For the last few years, the Egyptian state has been applying a very intense, confrontational strategy in its battles with all of its opponents, with the intention of winning them all. This approach has led to a diffusion of our competence, prolonging battles that we had thought would be over quickly and, in some cases, exhausting our efforts in the battlefield. The result is that many Egyptians have lost hope of resolving some of our challenges and no longer have confidence in the Egyptian government that had initially promised them rapid solutions.
Egypt’s present largest crisis, terrorism, often begins with the expanding number of extremists willing to commit such crimes; if we worked on defusing those extremists in the first place, we would see less terrorism (having said that, the only viable option for dealing with those who actually commit crimes is military and security confrontation). Many other Arab governments have achieved better results in the battle against terrorism by applying a constructive, comprehending strategy.
The Egyptian state’s recent handling of Air Marshal Ahmed Shafik, former prime minister and potential candidate in Egypt’s 2018 presidential election, is one of the very few examples where it has managed (so far) to contain the crisis and completely defuse a potentially serious problem.

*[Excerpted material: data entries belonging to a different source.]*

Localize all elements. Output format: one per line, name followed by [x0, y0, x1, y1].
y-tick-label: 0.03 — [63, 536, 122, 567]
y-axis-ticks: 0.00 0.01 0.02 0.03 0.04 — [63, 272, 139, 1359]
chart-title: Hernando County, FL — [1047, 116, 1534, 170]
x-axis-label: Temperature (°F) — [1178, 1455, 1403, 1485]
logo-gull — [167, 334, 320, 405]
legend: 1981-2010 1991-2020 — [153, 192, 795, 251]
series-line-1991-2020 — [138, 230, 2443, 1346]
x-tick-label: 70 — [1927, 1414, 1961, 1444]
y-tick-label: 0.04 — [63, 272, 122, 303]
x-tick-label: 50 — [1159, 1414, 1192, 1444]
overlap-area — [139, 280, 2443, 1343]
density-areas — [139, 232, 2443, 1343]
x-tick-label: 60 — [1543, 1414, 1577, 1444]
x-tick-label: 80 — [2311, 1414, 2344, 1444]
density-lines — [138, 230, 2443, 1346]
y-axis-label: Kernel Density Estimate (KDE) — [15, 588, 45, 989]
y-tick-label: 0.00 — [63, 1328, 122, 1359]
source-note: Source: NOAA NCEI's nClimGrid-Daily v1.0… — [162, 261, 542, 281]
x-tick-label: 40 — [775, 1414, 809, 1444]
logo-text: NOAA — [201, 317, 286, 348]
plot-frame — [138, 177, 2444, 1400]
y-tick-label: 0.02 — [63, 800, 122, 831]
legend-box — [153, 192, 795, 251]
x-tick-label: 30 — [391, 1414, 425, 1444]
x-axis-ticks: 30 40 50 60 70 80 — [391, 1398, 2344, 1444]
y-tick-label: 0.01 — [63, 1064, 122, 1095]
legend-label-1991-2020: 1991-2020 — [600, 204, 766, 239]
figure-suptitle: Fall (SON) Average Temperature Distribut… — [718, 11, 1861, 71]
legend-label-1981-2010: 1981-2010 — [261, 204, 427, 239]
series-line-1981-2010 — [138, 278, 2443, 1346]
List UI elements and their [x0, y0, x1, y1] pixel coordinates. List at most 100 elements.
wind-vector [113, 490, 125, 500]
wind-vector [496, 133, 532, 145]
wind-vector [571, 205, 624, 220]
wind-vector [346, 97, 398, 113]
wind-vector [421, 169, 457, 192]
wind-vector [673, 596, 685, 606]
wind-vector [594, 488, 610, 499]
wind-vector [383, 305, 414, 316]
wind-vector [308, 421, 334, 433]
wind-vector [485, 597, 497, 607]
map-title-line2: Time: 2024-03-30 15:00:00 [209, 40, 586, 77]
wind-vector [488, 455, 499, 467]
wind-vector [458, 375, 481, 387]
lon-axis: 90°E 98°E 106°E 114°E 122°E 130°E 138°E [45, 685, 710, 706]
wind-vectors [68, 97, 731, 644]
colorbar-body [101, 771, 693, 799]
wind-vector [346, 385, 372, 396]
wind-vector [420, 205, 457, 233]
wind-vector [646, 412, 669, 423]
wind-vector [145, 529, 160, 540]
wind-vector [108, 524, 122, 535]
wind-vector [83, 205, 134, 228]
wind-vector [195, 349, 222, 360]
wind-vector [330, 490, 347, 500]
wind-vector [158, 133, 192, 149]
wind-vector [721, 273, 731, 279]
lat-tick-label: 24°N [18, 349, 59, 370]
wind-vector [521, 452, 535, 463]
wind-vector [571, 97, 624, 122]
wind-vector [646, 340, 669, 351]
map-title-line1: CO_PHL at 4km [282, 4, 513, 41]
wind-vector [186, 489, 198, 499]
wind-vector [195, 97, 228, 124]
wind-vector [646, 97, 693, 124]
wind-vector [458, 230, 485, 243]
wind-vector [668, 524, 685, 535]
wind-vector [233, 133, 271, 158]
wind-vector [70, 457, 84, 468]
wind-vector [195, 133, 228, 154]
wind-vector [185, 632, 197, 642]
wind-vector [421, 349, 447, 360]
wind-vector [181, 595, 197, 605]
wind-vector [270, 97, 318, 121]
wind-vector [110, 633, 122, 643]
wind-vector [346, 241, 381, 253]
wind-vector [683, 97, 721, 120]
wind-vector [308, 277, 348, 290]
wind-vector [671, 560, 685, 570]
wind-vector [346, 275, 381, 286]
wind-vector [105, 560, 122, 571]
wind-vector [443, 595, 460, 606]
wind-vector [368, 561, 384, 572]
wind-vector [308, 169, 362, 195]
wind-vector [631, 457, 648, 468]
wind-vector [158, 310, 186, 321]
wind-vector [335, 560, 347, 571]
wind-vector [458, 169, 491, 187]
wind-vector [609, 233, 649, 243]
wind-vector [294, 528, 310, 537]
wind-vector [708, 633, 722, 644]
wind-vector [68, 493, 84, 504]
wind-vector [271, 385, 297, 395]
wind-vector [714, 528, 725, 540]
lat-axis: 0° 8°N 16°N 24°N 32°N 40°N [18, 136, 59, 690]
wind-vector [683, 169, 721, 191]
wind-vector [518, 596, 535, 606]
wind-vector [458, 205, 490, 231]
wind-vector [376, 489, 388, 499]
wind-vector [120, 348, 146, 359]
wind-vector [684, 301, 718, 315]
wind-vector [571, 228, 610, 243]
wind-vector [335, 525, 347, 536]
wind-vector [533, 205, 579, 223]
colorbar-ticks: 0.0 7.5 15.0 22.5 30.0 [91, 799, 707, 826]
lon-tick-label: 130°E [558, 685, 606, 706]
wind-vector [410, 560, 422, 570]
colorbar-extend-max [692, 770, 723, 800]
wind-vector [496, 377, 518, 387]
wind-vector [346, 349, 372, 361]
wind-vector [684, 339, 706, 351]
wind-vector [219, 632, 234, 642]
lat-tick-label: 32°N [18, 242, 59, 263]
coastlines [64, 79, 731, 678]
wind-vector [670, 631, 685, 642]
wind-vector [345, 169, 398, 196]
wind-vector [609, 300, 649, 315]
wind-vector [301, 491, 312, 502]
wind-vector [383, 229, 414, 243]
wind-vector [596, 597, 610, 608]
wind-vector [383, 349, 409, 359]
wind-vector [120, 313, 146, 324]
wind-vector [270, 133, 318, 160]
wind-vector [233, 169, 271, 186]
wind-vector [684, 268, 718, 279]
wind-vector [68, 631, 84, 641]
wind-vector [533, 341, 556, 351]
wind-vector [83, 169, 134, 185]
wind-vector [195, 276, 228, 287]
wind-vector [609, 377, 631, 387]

Nevertheless, the government is not too happy with applying the same method in dealing with other politicians, believing that giving them a free reign will drag down the state. We simply need to apply the tactics that have proven to be successful to our remaining unsolved problems.
By stretching ourselves to tackle many problems at once, we have allowed our enemies to penetrate Egyptian society, either with their views or with terrorist activity.
Obviously, any government would prefer to get rid of its challenges once and for all. But, since this is not always feasible, it could be more advisable to contain some of these challenges — especially in the case of nations such as Egypt, which face numerous and intense problems that keep growing in both size and magnitude. By stretching ourselves to tackle many problems at once, we have enabled our enemies to capitalize on the state’s competence deficit and allowed them to penetrate Egyptian society, either with their views or with terrorist activity. By initially working on better defining and prioritizing our challenges, we could obtain better results.
What really matters in politics is mobilizing citizens around the state’s mission. Giving room to the state’s opponents to express their opinions while working on changing their outlook is certainly a much better approach than working on expanding the state’s opponents and enemies — and eventually living with incremental challenges. Politics is about compromise. There is no harm in expressing a degree of flexibility in our efforts to achieve our goals. The Egyptian state needs to advance its political strategy by being more comprehending and less confrontational.